Pour la création d’un Défenseur de la République
En décembre prochain devrait être connu le nouveau plan de lutte contre les radicalisations. Cette annonce se fait dans un double contexte : l’ombre constante du djihadisme et l’annonce de la dérive terroriste de militants de l’extrême droite radicale.
Nicolas Lebourg, Université de Montpellier
En outre, la question du durcissement continu des propos dans l’espace public entraîne des interrogations sur la manière de les pondérer. En juillet 2017, le débat parlementaire a ainsi enrichi le projet de loi dit “de confiance dans l’action publique” en y ajoutant une peine d’inéligibilité pour les incitations à la haine ou à la discrimination raciste ou sexuelle.
Cette innovation avait l’avantage de répondre à un état du droit : en la matière, les sanctions établies ont, de longue date, montré leurs limites, tant les mêmes justiciables ont pu enchaîner des récidives, voire intégrer à leur stratégie communicationnelle les poursuites dont ils étaient l’objet. Néanmoins, le dispositif choisi par le législateur n’était pas sans défaut de par l’absence d’harmonisation faite de dispositifs antérieurs, pouvant mener à de forts dysfonctionnements démocratiques.
Il y a quelques jours, le Conseil constitutionnel a censuré cette disposition, estimant qu’elle représentait un excès quant à la restriction de la liberté d’expression – ce qui a entraîné une vive protestation de la Ligue internationale contre le racisme et l’antisémitisme (Licra). Il existe, toutefois, une sortie par le haut de cette situation, respectant les libertés et renforçant l’ordre public, consciente qu’entre la censure et la licence, il y a la République.

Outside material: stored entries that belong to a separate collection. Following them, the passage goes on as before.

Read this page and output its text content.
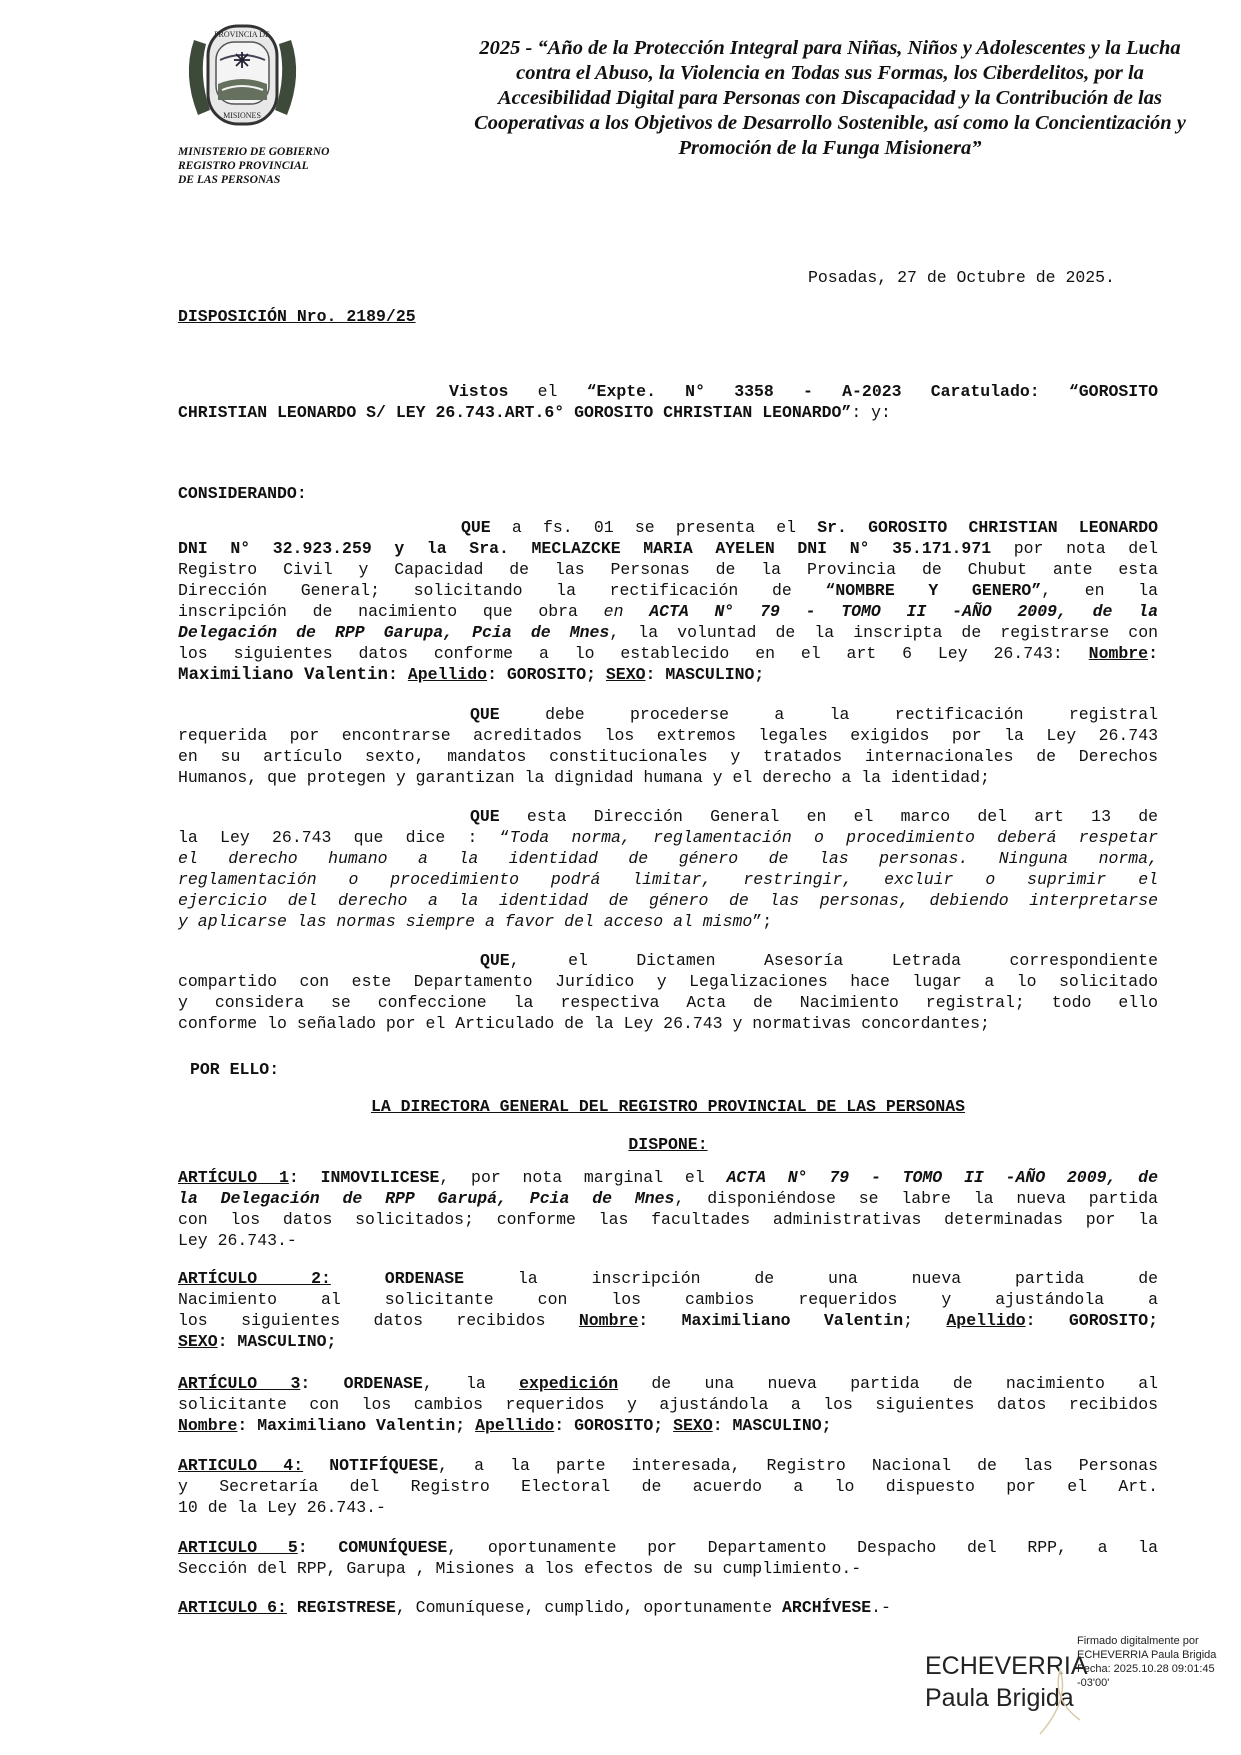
PROVINCIA DE
MISIONES
MINISTERIO DE GOBIERNO
REGISTRO PROVINCIAL
DE LAS PERSONAS
2025 - “Año de la Protección Integral para Niñas, Niños y Adolescentes y la Lucha
contra el Abuso, la Violencia en Todas sus Formas, los Ciberdelitos, por la
Accesibilidad Digital para Personas con Discapacidad y la Contribución de las
Cooperativas a los Objetivos de Desarrollo Sostenible, así como la Concientización y
Promoción de la Funga Misionera”
Posadas, 27 de Octubre de 2025.
DISPOSICIÓN Nro. 2189/25
Vistos el “Expte. N° 3358 - A-2023 Caratulado: “GOROSITO
CHRISTIAN LEONARDO S/ LEY 26.743.ART.6° GOROSITO CHRISTIAN LEONARDO”: y:
CONSIDERANDO:
QUE a fs. 01 se presenta el Sr. GOROSITO CHRISTIAN LEONARDO
DNI N° 32.923.259 y la Sra. MECLAZCKE MARIA AYELEN DNI N° 35.171.971 por nota del
Registro Civil y Capacidad de las Personas de la Provincia de Chubut ante esta
Dirección General; solicitando la rectificación de “NOMBRE Y GENERO”, en la
inscripción de nacimiento que obra en ACTA N° 79 - TOMO II -AÑO 2009, de la
Delegación de RPP Garupa, Pcia de Mnes, la voluntad de la inscripta de registrarse con
los siguientes datos conforme a lo establecido en el art 6 Ley 26.743: Nombre:
Maximiliano Valentin: Apellido: GOROSITO; SEXO: MASCULINO;
QUE debe procederse a la rectificación registral
requerida por encontrarse acreditados los extremos legales exigidos por la Ley 26.743
en su artículo sexto, mandatos constitucionales y tratados internacionales de Derechos
Humanos, que protegen y garantizan la dignidad humana y el derecho a la identidad;
QUE esta Dirección General en el marco del art 13 de
la Ley 26.743 que dice : “Toda norma, reglamentación o procedimiento deberá respetar
el derecho humano a la identidad de género de las personas. Ninguna norma,
reglamentación o procedimiento podrá limitar, restringir, excluir o suprimir el
ejercicio del derecho a la identidad de género de las personas, debiendo interpretarse
y aplicarse las normas siempre a favor del acceso al mismo”;
QUE, el Dictamen Asesoría Letrada correspondiente
compartido con este Departamento Jurídico y Legalizaciones hace lugar a lo solicitado
y considera se confeccione la respectiva Acta de Nacimiento registral; todo ello
conforme lo señalado por el Articulado de la Ley 26.743 y normativas concordantes;
POR ELLO:
LA DIRECTORA GENERAL DEL REGISTRO PROVINCIAL DE LAS PERSONAS
DISPONE:
ARTÍCULO 1: INMOVILICESE, por nota marginal el ACTA N° 79 - TOMO II -AÑO 2009, de
la Delegación de RPP Garupá, Pcia de Mnes, disponiéndose se labre la nueva partida
con los datos solicitados; conforme las facultades administrativas determinadas por la
Ley 26.743.-
ARTÍCULO 2:	ORDENASE la inscripción de una nueva partida de
Nacimiento al solicitante con los cambios requeridos y ajustándola a
los siguientes datos recibidos Nombre: Maximiliano Valentin; Apellido: GOROSITO;
SEXO: MASCULINO;
ARTÍCULO 3: ORDENASE, la expedición de una nueva partida de nacimiento al
solicitante con los cambios requeridos y ajustándola a los siguientes datos recibidos
Nombre: Maximiliano Valentin; Apellido: GOROSITO; SEXO: MASCULINO;
ARTICULO 4: NOTIFÍQUESE, a la parte interesada, Registro Nacional de las Personas
y Secretaría del Registro Electoral de acuerdo a lo dispuesto por el Art.
10 de la Ley 26.743.-
ARTICULO 5: COMUNÍQUESE, oportunamente por Departamento Despacho del RPP, a la
Sección del RPP, Garupa , Misiones a los efectos de su cumplimiento.-
ARTICULO 6: REGISTRESE, Comuníquese, cumplido, oportunamente ARCHÍVESE.-
ECHEVERRIA
Paula Brigida
Firmado digitalmente por
ECHEVERRIA Paula Brigida
Fecha: 2025.10.28 09:01:45
-03'00'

L’exemple du Défenseur des droits
Car le problème démocratique induit par la loi de juillet tient moins à son principe qu’à son application. En particulier, il est à noter que la Délégation interministérielle à la lutte contre le racisme, l’antisémitisme et la haine anti-LGBT (Dilcrah), organisme rattaché au premier ministre, a pris le pli de la saisine des tribunaux quant à ces motifs sur la base de l’article 40 alinéa 2 du Code de procédure pénale. Le risque est évident : de telles saisines, avec le texte tel qu’il fut voté, auraient pu exclure de la vie politique des personnalités condamnées. Ces procédures eussent été dénoncées ipso facto comme une évolution illibérale et illégitime au vu de la séparation des pouvoirs.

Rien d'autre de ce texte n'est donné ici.